Just a quick post, before I get back to my thoughts on Original Sin.
In his Text, Church, and World, Francis Watson examines the way we approach scripture. He notes in part 1 that there has been a shift from a historical-critical approach, which has ruled biblical studies for some time, to a canonical-critical approach. The old approach was to look for clues to what the document or community behind the document had originally said, look for evidence of redaction or editing in the text, and construct a chronological map of the beliefs of the early Christian community. In the new approach, we instead accept the Bible in its “final form”.
What we don’t often ask is, what does “final form” even mean? There are many different translations, each of which has their own emphases and have been influenced by, for example, the historical-critical work that we no longer engage in like we used to. New translations will bring new perspectives. Is there such thing as a “final” form? Stabilized, perhaps, but not final; we’ll no longer add or remove whole books, for example.
Another question we don’t often ask is why we moved from historical-critical approaches to canonical approaches, and whether or not this is more fitting of an approach to Scripture, borrowing as it does from literary studies. Should we have a unique approach to Biblical studies?

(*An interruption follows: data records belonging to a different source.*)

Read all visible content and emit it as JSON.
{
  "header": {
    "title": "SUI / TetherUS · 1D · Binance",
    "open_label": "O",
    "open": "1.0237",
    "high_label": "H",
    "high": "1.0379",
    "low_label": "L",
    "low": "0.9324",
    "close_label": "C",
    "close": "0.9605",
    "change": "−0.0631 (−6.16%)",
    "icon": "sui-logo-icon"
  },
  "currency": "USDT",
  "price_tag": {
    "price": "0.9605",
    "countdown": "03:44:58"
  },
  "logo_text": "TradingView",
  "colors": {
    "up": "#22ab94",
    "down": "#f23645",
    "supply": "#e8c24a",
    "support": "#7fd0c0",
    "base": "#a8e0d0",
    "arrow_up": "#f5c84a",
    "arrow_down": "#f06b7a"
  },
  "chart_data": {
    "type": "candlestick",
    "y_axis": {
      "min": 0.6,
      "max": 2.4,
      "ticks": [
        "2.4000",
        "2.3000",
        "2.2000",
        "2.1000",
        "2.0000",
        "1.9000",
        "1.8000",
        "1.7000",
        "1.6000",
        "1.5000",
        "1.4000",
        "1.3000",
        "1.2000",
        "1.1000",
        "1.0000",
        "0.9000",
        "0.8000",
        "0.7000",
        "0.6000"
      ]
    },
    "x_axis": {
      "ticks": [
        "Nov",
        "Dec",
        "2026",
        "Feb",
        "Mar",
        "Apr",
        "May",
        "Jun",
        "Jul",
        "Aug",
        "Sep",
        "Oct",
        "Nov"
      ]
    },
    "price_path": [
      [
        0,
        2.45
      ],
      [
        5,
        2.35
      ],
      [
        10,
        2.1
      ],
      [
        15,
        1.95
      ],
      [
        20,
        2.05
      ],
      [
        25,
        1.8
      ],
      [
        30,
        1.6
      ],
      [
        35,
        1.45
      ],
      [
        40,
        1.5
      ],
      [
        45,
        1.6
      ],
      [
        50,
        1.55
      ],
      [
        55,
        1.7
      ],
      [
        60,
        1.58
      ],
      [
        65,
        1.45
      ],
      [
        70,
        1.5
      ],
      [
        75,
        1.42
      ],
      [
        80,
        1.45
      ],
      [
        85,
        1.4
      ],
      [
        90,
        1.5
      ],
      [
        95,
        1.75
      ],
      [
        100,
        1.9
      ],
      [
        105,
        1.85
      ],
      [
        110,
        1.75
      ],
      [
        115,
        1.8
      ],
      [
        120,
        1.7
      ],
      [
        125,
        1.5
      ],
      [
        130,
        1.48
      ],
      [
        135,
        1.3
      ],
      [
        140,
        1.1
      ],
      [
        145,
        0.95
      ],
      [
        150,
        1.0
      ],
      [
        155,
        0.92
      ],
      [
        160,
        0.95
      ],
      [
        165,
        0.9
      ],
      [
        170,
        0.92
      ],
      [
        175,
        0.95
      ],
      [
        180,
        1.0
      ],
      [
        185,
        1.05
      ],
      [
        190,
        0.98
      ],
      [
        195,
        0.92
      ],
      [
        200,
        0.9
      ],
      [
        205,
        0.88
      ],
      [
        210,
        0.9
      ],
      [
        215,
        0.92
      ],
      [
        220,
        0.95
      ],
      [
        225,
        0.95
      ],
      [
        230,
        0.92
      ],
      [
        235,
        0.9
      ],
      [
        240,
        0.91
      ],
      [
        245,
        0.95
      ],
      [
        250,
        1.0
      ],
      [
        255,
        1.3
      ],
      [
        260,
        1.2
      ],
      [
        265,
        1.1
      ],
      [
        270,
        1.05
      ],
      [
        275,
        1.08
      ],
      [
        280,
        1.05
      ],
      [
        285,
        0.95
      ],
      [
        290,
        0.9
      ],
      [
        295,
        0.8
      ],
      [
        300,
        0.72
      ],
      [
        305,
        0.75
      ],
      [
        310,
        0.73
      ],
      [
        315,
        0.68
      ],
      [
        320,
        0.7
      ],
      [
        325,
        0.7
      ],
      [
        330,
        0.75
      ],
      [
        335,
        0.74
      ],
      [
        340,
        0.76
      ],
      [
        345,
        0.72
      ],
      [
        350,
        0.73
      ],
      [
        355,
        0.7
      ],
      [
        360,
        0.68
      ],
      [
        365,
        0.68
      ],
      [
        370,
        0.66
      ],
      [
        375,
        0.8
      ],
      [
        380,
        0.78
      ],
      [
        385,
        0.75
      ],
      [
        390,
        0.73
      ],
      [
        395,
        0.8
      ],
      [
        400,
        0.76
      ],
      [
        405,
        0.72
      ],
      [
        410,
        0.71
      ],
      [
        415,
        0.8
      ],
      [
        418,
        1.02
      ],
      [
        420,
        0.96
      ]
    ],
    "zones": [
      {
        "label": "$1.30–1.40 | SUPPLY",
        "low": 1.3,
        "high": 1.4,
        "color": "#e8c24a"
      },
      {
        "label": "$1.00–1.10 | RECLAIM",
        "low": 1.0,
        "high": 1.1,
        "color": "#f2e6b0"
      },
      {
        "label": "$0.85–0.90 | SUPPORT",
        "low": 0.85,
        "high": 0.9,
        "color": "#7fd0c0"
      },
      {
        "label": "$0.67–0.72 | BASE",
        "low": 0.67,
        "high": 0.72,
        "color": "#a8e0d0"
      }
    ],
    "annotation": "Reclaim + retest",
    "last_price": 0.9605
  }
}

Watson gives three reasons for the current approach: first, that the application of literary studies techniques has already proved itself by giving us some quality Biblical scholarship. That’s good. Second, focusing on the final form emphasizes the communal usage of the text: the Bible is, and always has been, used by worshipping communities, and we should take this into account in our approach to it, which is something working with the final form does very well. And finally, he says, “this is the form of the text most suitable for theological use,” and that the “content of the biblical texts is inseparable from their form” (Watson, 17).
While I look forward to approaching the texts in their final form from a theological perspective, in the meantime I’d like to ask you, dear readers: have we really shifted to looking at the text in its final form, or are we still looking for J, E, D, P, and Q? Should we be? Should we be looking at pre-modern interpretive practices, or working from postmodern literary approaches? Is there something unique about Scripture that makes one of these approaches more fitting than others? Should we be combining approaches, and can that be done successfully?